Verse of the Day {KJV}

Friday, June 5, 2015

Reading List on the Net {06.05.15}

For some reason it really makes me smile when the links put here are from different sources. I read a lot about Charlotte Mason and education, and sometimes I link to the same website. In those cases, it's almost like I should just say, "Go read the whole site!"

Reading to young children messes with their head, er, I mean shows positive activity in their brain. This is just one of those things that make one shake their head. We know that reading to children is a good activity. I've seen links to the opposing posts, but honestly haven't actually read any, that suggest parents not read to their kids so that it will level the playing field. Hogwash. Read to your children. Don't shortchange them.
“We are excited to show, for the first time, that reading exposure during the critical stage of development prior to kindergarten seems to have a meaningful, measurable impact on how a child’s brain processes stories and may help predict reading success,” said study author John Hutton, M.D., National Research Service Award Fellow, Division of General and Community Pediatrics, Reading and Literacy Discovery Center, Cincinnati Children’s Hospital Medical Center. “Of particular importance are brain areas supporting mental imagery, helping the child ‘see the story’ beyond the pictures, affirming the invaluable role of imagination.”
This isn't education- it's testing, testing, testing. Really the title says it all but the post has quite a few snarky lines, and other good points beside, to drive home this point. Yes, this is a post in a UK but it is fairly relevant here in the US where testing is becoming The Way to Get Ahead for students {and if students do well, then it's the way for teachers, too}.
A secondary pupil in year 9 can expect to be doing a sit-down test at the rate of one a week for a whole year.
The SAT is no longer what it once was. Speaking of tests...As I've never taken the SAT I don't know how the new versus the old. But according to Wilt in the article, it is now being used as an achievement test, when it was created as an aptitude test. I've always found it to be a little silly.
Right now, students spend more than $860 million on SAT test preparation. 
There is a partnership now in place with the College Board and Khan Academy to give free test prep.
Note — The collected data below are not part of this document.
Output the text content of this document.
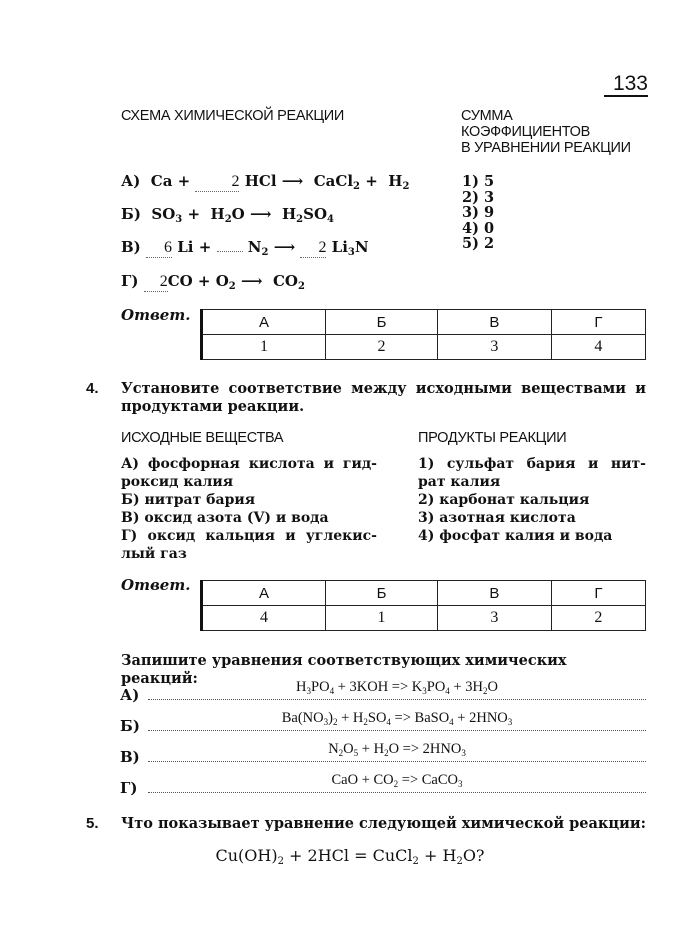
133
СХЕМА ХИМИЧЕСКОЙ РЕАКЦИИ	СУММА
КОЭФФИЦИЕНТОВ
В УРАВНЕНИИ РЕАКЦИИ
А) Ca +	2 HCl ⟶ CaCl$_2$ + $H_2$
Б) $SO_3 + H_2O$ ⟶ $H_2SO_4$
В) 6 $Li + N_2$ ⟶ 2 $Li_3N$
Г) $2CO + O_2$ ⟶ $CO_2$
1) 5
2) 3
3) 9
4) 0
5) 2
Ответ.	А	Б	В	Г
1	2	3	4
4. Установите соответствие между исходными веществами и
продуктами реакции.
ИСХОДНЫЕ ВЕЩЕСТВА	ПРОДУКТЫ РЕАКЦИИ
А) фосфорная кислота и гид-
роксид калия
Б) нитрат бария
В) оксид азота (V) и вода
Г) оксид кальция и углекис-
лый газ
1) сульфат бария и нит-
рат калия
2) карбонат кальция
3) азотная кислота
4) фосфат калия и вода
Ответ.	А	Б	В	Г
4	1	3	2
Запишите уравнения соответствующих химических реакций:
А)	$H_3PO_4 + 3KOH => K_3PO_4 + 3H_2O$
Б)	$Ba(NO_3)_2 + H_2SO_4$ => BaSO$_4$ + $2HNO_3$
В)	$N_2O_5 + H_2O => 2HNO_3$
Г)	CaO + $CO_2$ => CaCO$_3$
5. Что показывает уравнение следующей химической реакции:
$Cu(OH)_2 + 2HCl$ = CuCl$_2$ + $H_2O$?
Secret school created by Tesla Motors CEO. Elon Musk, who I did not know was affiliated with Tesla -which has a showroom just down the road from my home-, PayPal, and other ventures, started his own school because he didn't like his kids' school. Apparently he didn't like his own early school either, where he was bullied; not lightly, but beaten to the point of needing hospital care.
But apparently what makes his created school newsworthy is that it is somewhat secret, as in it doesn't advertise and is right now primarily for kids of SpaceX employees, and there are no grade levels.
Musk is "making all the children go through the same grade at the same time, like an assembly line,"
"It's important to teach problem solving, or teach to the problem and not the tools," Musk says.
Possibility, Not Heredity- Children are born with potential to be either good or bad {sometimes both!}. It isn't an issue of genes necessarily. In Charlotte Mason's day, and even today, the thought was that it was part of your heredity. If you had a wayward relative, you could be destined to be the same. And who could blame you; it's your genes. We can change who we are. We can be guided and influenced.
In her [Charlotte Mason] culture, if someone had fainted, told a lie, or gotten drunk, there was probably a grandparent somewhere to blame.
What Does Good Think of You?- Today Silvia sent this link to me as I am thinking about and preparing for a {in-real-life} book discussion group. This by far the most important link in this post. It is at least the one that made me think the most.
...the student is usually being robbed of the ability to think through the text deeply, carefully. The student is hustled along to the conclusion of the matter without being shown what they need to look at, what they need to think about.
The teacher who understands the insignificance of his own thoughts is best suited to lead his students into genuine wonder; if the lit-teaching Mr. Smith doesn’t recognize his own opinion is less important than the opinion of Mr. Rousseau or Mr. Burke, he is probably not an interesting enough person to listen to anyway.  
The world may be digital, but paper notebooks are still relevant- How long will the 'debate' go on over which is better; or even if paper will someday be obsolete? Paper is awesomely wonderful. Digital is great and practical, and very useful. Paper is awesomely wonderful.
"The stuff that really matters goes onto the paper..."
 ...for so-called digital natives, iPhones and other high-tech gadgets are commonplace. Paper is the curiosity.